Well, if you want to get into etiquette, perhaps you will strip the sheets yourself next time you are a guest in anyone’s home. Even if it is your family, your mother should not be treated like a maid, having to collect your extremely soiled linens. Why do I say extremely without even being there? Because, Ms. RFR, I am all too familiar with the juicy glory of the Feeldoe. An amazing, double penetrating dildo, the patented “Strapless StrapOn”, is a fabulous invention that provides pleasure to both partners simultaneously! Also, it doesn’t set off any alarms when going through that pesky airport security, as it is pretty obvious it is not a bomb in the X-Ray — so important for girls on the go.

As far as what you should do? Right off the bat, go ahead and order another Feeldoe for your GF. This is a much cheaper option than buying a plane ticket and she deserves it. Especially after you painted her as a sex-crazed whore dyke. I am completely kidding because, as you should all know by now: there is nothing wrong with sex-crazed whore dykes. In fact, they are preferable to most other forms of humans.

And now, you have a couple of choices. The first option is obvious: ignore it. Pretend it never happened. Sweep it under the rug along with everything else unpleasant in your family history. I am unfamiliar with your familial dynamics, but this may be exactly what needs to be done.

The other option is to have that conversation with your mom… I know: SCARY! Seriously, just because a parent knows you are having sex does not mean either of you are comfortable talking about this fact. How about opening with an apology for not cleaning up after yourself? Thank her for always being there with such empathy and understanding for the way life has unfolded. Show gratitude for how accepting she is of your girlfriend as well as mention how much it means to share your holidays all together.

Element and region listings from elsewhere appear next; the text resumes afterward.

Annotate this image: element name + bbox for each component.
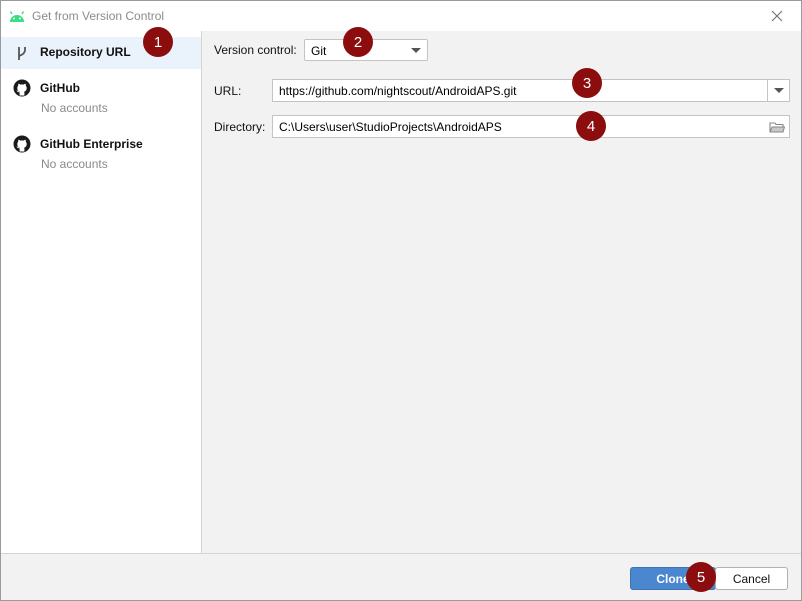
sidebar-item-label: GitHub — [40, 81, 80, 95]
annotation-badge: 3 — [572, 68, 602, 98]
chevron-down-icon — [774, 88, 784, 93]
title-bar: Get from Version Control — [1, 1, 801, 31]
github-icon — [13, 79, 31, 97]
sidebar-item-label: Repository URL — [40, 45, 131, 59]
sidebar-item-github[interactable]: GitHub No accounts — [1, 77, 201, 121]
chevron-down-icon — [411, 48, 421, 53]
android-icon — [9, 9, 25, 23]
cancel-button[interactable]: Cancel — [715, 567, 788, 590]
directory-input[interactable]: C:\Users\user\StudioProjects\AndroidAPS — [272, 115, 790, 138]
dialog-footer: Clone Cancel — [1, 553, 801, 600]
clone-button-label: Clone — [656, 571, 690, 586]
url-value: https://github.com/nightscout/AndroidAPS… — [279, 84, 517, 98]
source-sidebar: Repository URL GitHub No accounts GitHub… — [1, 31, 202, 553]
url-label: URL: — [214, 84, 242, 98]
window-title: Get from Version Control — [32, 9, 165, 23]
close-icon[interactable] — [767, 7, 787, 25]
cancel-button-label: Cancel — [732, 571, 771, 586]
directory-label: Directory: — [214, 120, 266, 134]
github-icon — [13, 135, 31, 153]
url-history-dropdown[interactable] — [767, 80, 789, 101]
sidebar-item-status: No accounts — [41, 157, 108, 171]
annotation-badge: 4 — [576, 111, 606, 141]
annotation-badge: 1 — [143, 27, 173, 57]
dialog-window: Get from Version Control Repository URL — [0, 0, 802, 601]
version-control-label: Version control: — [214, 43, 297, 57]
branch-icon — [13, 44, 31, 62]
annotation-badge: 5 — [686, 562, 716, 592]
version-control-value: Git — [311, 44, 327, 58]
main-panel: Version control: Git URL: https://github… — [203, 31, 801, 553]
sidebar-item-label: GitHub Enterprise — [40, 137, 143, 151]
sidebar-item-github-enterprise[interactable]: GitHub Enterprise No accounts — [1, 133, 201, 177]
sidebar-item-status: No accounts — [41, 101, 108, 115]
url-input[interactable]: https://github.com/nightscout/AndroidAPS… — [272, 79, 790, 102]
directory-value: C:\Users\user\StudioProjects\AndroidAPS — [279, 120, 502, 134]
annotation-badge: 2 — [343, 27, 373, 57]
folder-icon[interactable] — [769, 119, 786, 135]
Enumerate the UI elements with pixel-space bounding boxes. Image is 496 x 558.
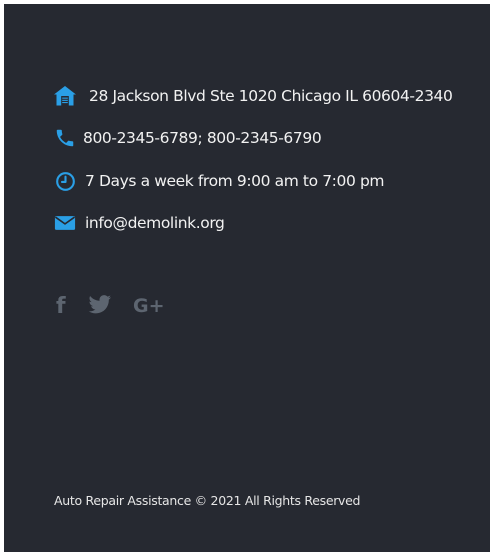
svg-text:G+: G+	[133, 295, 165, 317]
email-link[interactable]: info@demolink.org	[85, 214, 225, 232]
copyright-text: Auto Repair Assistance © 2021 All Rights…	[54, 493, 361, 508]
social-links: f G+	[54, 292, 166, 318]
footer-panel: 28 Jackson Blvd Ste 1020 Chicago IL 6060…	[4, 4, 490, 552]
home-icon	[53, 84, 77, 108]
phone-icon	[53, 126, 77, 150]
hours-text: 7 Days a week from 9:00 am to 7:00 pm	[85, 172, 385, 190]
envelope-icon	[53, 211, 77, 235]
contact-phone: 800-2345-6789; 800-2345-6790	[53, 126, 322, 150]
clock-icon	[53, 169, 77, 193]
svg-text:f: f	[56, 294, 66, 317]
contact-address: 28 Jackson Blvd Ste 1020 Chicago IL 6060…	[53, 84, 453, 108]
facebook-icon[interactable]: f	[54, 292, 68, 318]
contact-email[interactable]: info@demolink.org	[53, 211, 225, 235]
contact-hours: 7 Days a week from 9:00 am to 7:00 pm	[53, 169, 384, 193]
google-plus-icon[interactable]: G+	[132, 292, 166, 318]
address-text: 28 Jackson Blvd Ste 1020 Chicago IL 6060…	[89, 87, 453, 105]
phone-text: 800-2345-6789; 800-2345-6790	[83, 129, 322, 147]
twitter-icon[interactable]	[88, 292, 112, 318]
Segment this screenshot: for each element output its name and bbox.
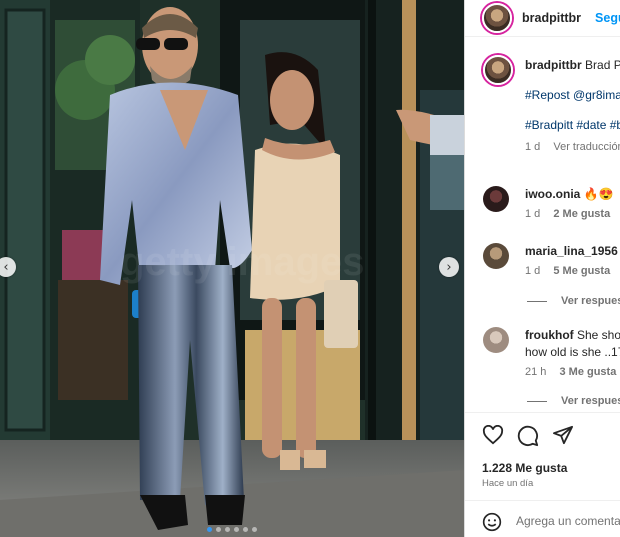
comment-likes[interactable]: 3 Me gusta [559,366,616,378]
comment-age: 1 d [525,208,541,220]
caption-text-block: bradpittbr Brad Pitt jantar em NYC com #… [525,57,620,156]
svg-text:getty images: getty images [120,240,365,284]
action-bar [482,425,574,447]
add-comment-bar: Agrega un comentario [465,500,620,537]
caption-avatar[interactable] [483,55,513,85]
comment-body: froukhof She should how old is she ..17 … [525,327,620,381]
like-heart-icon[interactable] [482,425,504,445]
carousel-dot [234,527,239,532]
comment-meta: 21 h 3 Me gusta R [525,364,620,381]
replies-divider [527,300,547,302]
comment-body: iwoo.onia 🔥😍 1 d 2 Me gusta Re [525,186,620,223]
view-replies-button[interactable]: Ver respuestas [527,295,620,307]
caption-username[interactable]: bradpittbr [525,58,582,72]
post-timestamp: Hace un día [482,478,534,489]
carousel-indicator [0,527,464,532]
carousel-dot [225,527,230,532]
comment-likes[interactable]: 5 Me gusta [553,265,610,277]
post-image: getty images [0,0,464,537]
caption-meta: 1 d Ver traducción [525,139,620,156]
caption-text: Brad Pitt jantar em NYC com [585,58,620,72]
view-replies-label: Ver respuestas [561,395,620,407]
share-paper-plane-icon[interactable] [552,425,574,445]
comment-meta: 1 d 2 Me gusta Re [525,206,620,223]
see-translation-link[interactable]: Ver traducción [553,141,620,153]
post-actions: 1.228 Me gusta Hace un día Agrega un com… [465,412,620,537]
commenter-avatar[interactable] [483,243,509,269]
emoji-smiley-icon[interactable] [482,512,502,532]
caption-repost-tag[interactable]: #Repost @gr8images [525,87,620,104]
caption-hashtags[interactable]: #Bradpitt #date #b [525,117,620,134]
comment-meta: 1 d 5 Me gusta R [525,263,620,280]
likes-count[interactable]: 1.228 Me gusta [482,461,567,475]
comment-age: 21 h [525,366,547,378]
comment-text: 🔥😍 [583,187,614,201]
follow-button[interactable]: Seguir [595,11,620,25]
commenter-username[interactable]: maria_lina_1956 [525,244,618,258]
comment-likes[interactable]: 2 Me gusta [553,208,610,220]
commenter-avatar[interactable] [483,186,509,212]
carousel-dot [243,527,248,532]
comment-body: maria_lina_1956 N 1 d 5 Me gusta R [525,243,620,280]
comment-text-continued: how old is she ..17 [525,345,620,359]
comment-bubble-icon[interactable] [517,425,539,447]
view-replies-label: Ver respuestas [561,295,620,307]
caption-age: 1 d [525,141,541,153]
comment-text: She should [577,328,620,342]
post-header: bradpittbr Seguir [465,0,620,37]
author-avatar[interactable] [482,3,512,33]
view-replies-button[interactable]: Ver respuestas [527,395,620,407]
post-sidebar: bradpittbr Seguir bradpittbr Brad Pitt j… [464,0,620,537]
author-username[interactable]: bradpittbr [522,11,581,25]
commenter-username[interactable]: iwoo.onia [525,187,580,201]
carousel-dot [207,527,212,532]
replies-divider [527,400,547,402]
post-photo[interactable]: getty images ‹ › [0,0,464,537]
carousel-dot [252,527,257,532]
carousel-dot [216,527,221,532]
commenter-avatar[interactable] [483,327,509,353]
comment-input[interactable]: Agrega un comentario [516,514,620,528]
next-arrow-button[interactable]: › [439,257,459,277]
commenter-username[interactable]: froukhof [525,328,574,342]
comment-age: 1 d [525,265,541,277]
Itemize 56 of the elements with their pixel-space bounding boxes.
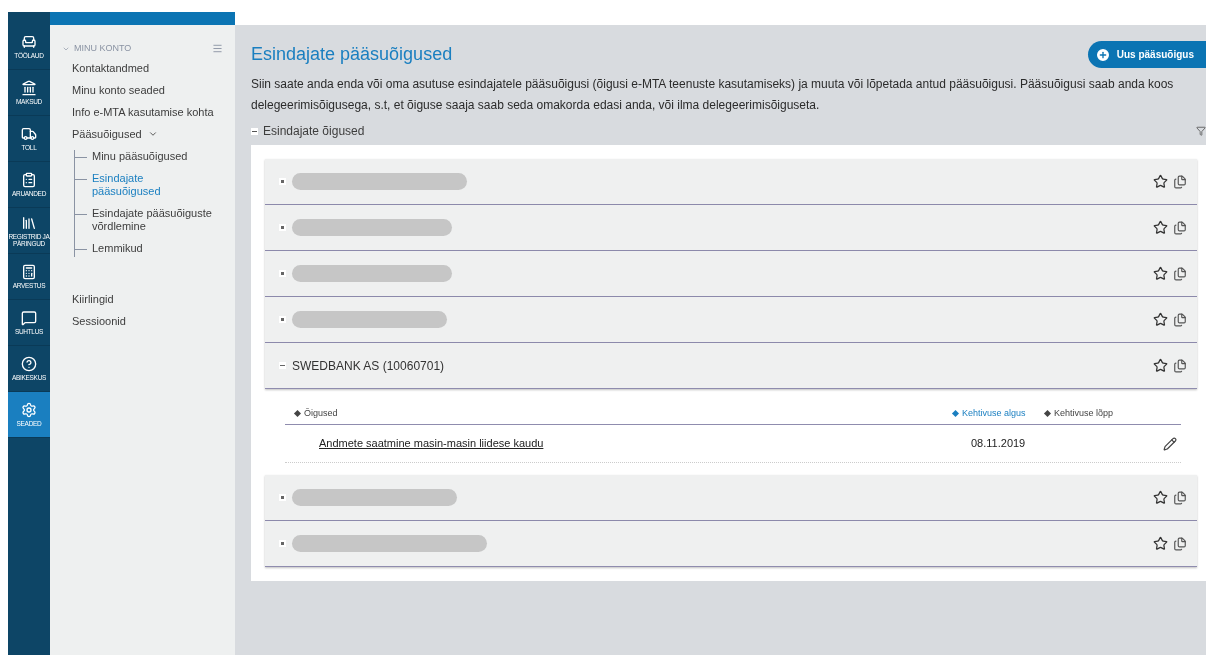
nav-icon	[21, 80, 37, 96]
sidebar-link[interactable]: Esindajate pääsuõigused	[92, 171, 212, 198]
star-icon[interactable]	[1153, 220, 1168, 235]
expand-icon[interactable]	[279, 270, 286, 277]
expand-icon[interactable]	[279, 224, 286, 231]
sidebar-link[interactable]: Minu konto seaded	[72, 83, 223, 97]
star-icon[interactable]	[1153, 536, 1168, 551]
nav-icon	[21, 264, 37, 280]
section-toggle[interactable]: Esindajate õigused	[251, 122, 365, 140]
sidebar-link[interactable]: Kontaktandmed	[72, 61, 223, 75]
representative-name: SWEDBANK AS (10060701)	[292, 357, 445, 375]
column-header[interactable]: Kehtivuse lõpp	[1045, 406, 1181, 421]
sidebar-link[interactable]: Sessioonid	[72, 314, 223, 328]
representative-row[interactable]: SWEDBANK AS (10060701)	[265, 343, 1197, 389]
copy-icon[interactable]	[1173, 536, 1187, 551]
edit-icon[interactable]	[1163, 436, 1177, 451]
page-title: Esindajate pääsuõigused	[251, 43, 453, 66]
expand-icon[interactable]	[279, 178, 286, 185]
nav-icon	[21, 172, 37, 188]
caret-icon	[147, 129, 158, 139]
star-icon[interactable]	[1153, 358, 1168, 373]
copy-icon[interactable]	[1173, 174, 1187, 189]
star-icon[interactable]	[1153, 312, 1168, 327]
column-header[interactable]: Kehtivuse algus	[953, 406, 1045, 421]
description: Siin saate anda enda või oma asutuse esindajatele pääsuõigusi (õigusi e-MTA teenuste kasutamiseks) ja muuta või lõpetada antud pääsuõigusi. Pääsuõigusi saab anda koos delegeerimisõigusega, s.t, et õiguse saaja saab seda omakorda edasi anda, või ilma delegeerimisõiguseta.	[251, 76, 1175, 114]
copy-icon[interactable]	[1173, 266, 1187, 281]
copy-icon[interactable]	[1173, 312, 1187, 327]
sidebar-link[interactable]: Esindajate pääsuõiguste võrdlemine	[92, 206, 212, 233]
sidebar-link[interactable]: Lemmikud	[92, 241, 143, 255]
star-icon[interactable]	[1153, 174, 1168, 189]
copy-icon[interactable]	[1173, 358, 1187, 373]
copy-icon[interactable]	[1173, 490, 1187, 505]
nav-icon	[21, 310, 37, 326]
sidebar-link[interactable]: Kiirlingid	[72, 292, 223, 306]
access-right-link[interactable]: Andmete saatmine masin-masin liidese kaudu	[319, 435, 971, 452]
expand-icon[interactable]	[279, 316, 286, 323]
collapse-icon[interactable]	[279, 362, 286, 369]
sidebar-link[interactable]: Info e-MTA kasutamise kohta	[72, 105, 223, 119]
copy-icon[interactable]	[1173, 220, 1187, 235]
expand-icon[interactable]	[279, 540, 286, 547]
sidebar-link[interactable]: Minu pääsuõigused	[92, 149, 188, 163]
collapse-icon	[251, 127, 258, 135]
star-icon[interactable]	[1153, 490, 1168, 505]
nav-icon	[21, 356, 37, 372]
nav-icon	[21, 126, 37, 142]
nav-icon	[21, 214, 37, 231]
plus-icon	[1094, 46, 1111, 63]
nav-icon	[21, 402, 37, 418]
expand-icon[interactable]	[279, 494, 286, 501]
sidebar-link[interactable]: Pääsuõigused	[72, 127, 223, 141]
column-header[interactable]: Õigused	[295, 406, 953, 421]
table-cell-text: 08.11.2019	[971, 436, 1027, 452]
filter-icon[interactable]	[1196, 126, 1206, 136]
nav-icon	[21, 34, 37, 50]
new-access-button[interactable]: Uus pääsuõigus	[1087, 41, 1206, 68]
star-icon[interactable]	[1153, 266, 1168, 281]
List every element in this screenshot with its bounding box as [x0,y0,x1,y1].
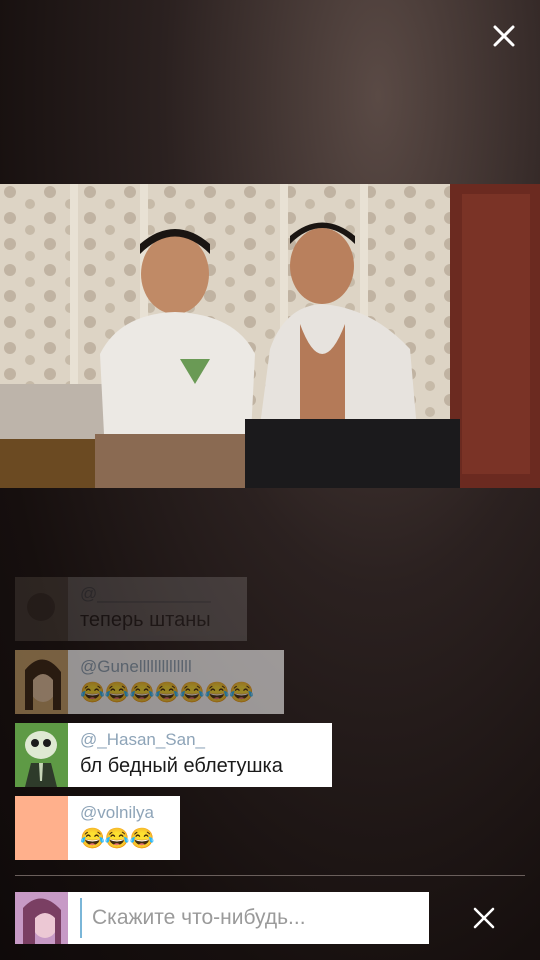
comment-input[interactable] [80,898,429,938]
comment-username: @_Hasan_San_ [80,730,206,749]
comment-composer [15,892,429,944]
comment-message: бл бедный еблетушка [80,755,283,777]
avatar [15,796,68,860]
avatar [15,892,68,944]
avatar [15,650,68,714]
comment-message: 😂😂😂 [80,828,155,850]
close-icon [473,907,495,929]
comment-username: @volnilya [80,803,154,822]
comment-item[interactable]: @_Hasan_San_ бл бедный еблетушка [15,723,332,787]
comment-item[interactable]: @____________ теперь штаны [15,577,247,641]
close-comments-button[interactable] [470,904,498,932]
comment-item[interactable]: @Gunellllllllllllll 😂😂😂😂😂😂😂 [15,650,284,714]
comment-message: теперь штаны [80,609,211,631]
comment-message: 😂😂😂😂😂😂😂 [80,682,255,704]
comment-item[interactable]: @volnilya 😂😂😂 [15,796,180,860]
comment-username: @____________ [80,584,211,603]
live-stream-screen: @____________ теперь штаны @Gunellllllll… [0,0,540,960]
comment-username: @Gunellllllllllllll [80,657,192,676]
close-stream-button[interactable] [488,20,520,52]
divider [15,875,525,876]
video-frame-image [0,184,540,488]
avatar [15,723,68,787]
avatar [15,577,68,641]
close-icon [493,25,515,47]
video-stream[interactable] [0,184,540,488]
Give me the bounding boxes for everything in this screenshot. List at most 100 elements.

See where that goes. This could be a great moment in which to express a lot of the things that are usually not said out loud, in such a loving, appreciative manner. After all these feely feelings have been expressed, you could treat your abandoned toy like a joke. Giggling say, “I’m really embarrassed about something that I left in my bed, Mom…” and ta-dah: it is out, just like YOU! Perhaps that is all that needs to be said and when you return home you will find your Feeldoe wrapped like a Papoose upon your pillow, awaiting your return. Or maybe that is just the reaction of San Francisco and Cretan chambermaids which, darling readers, are personal stories for another time.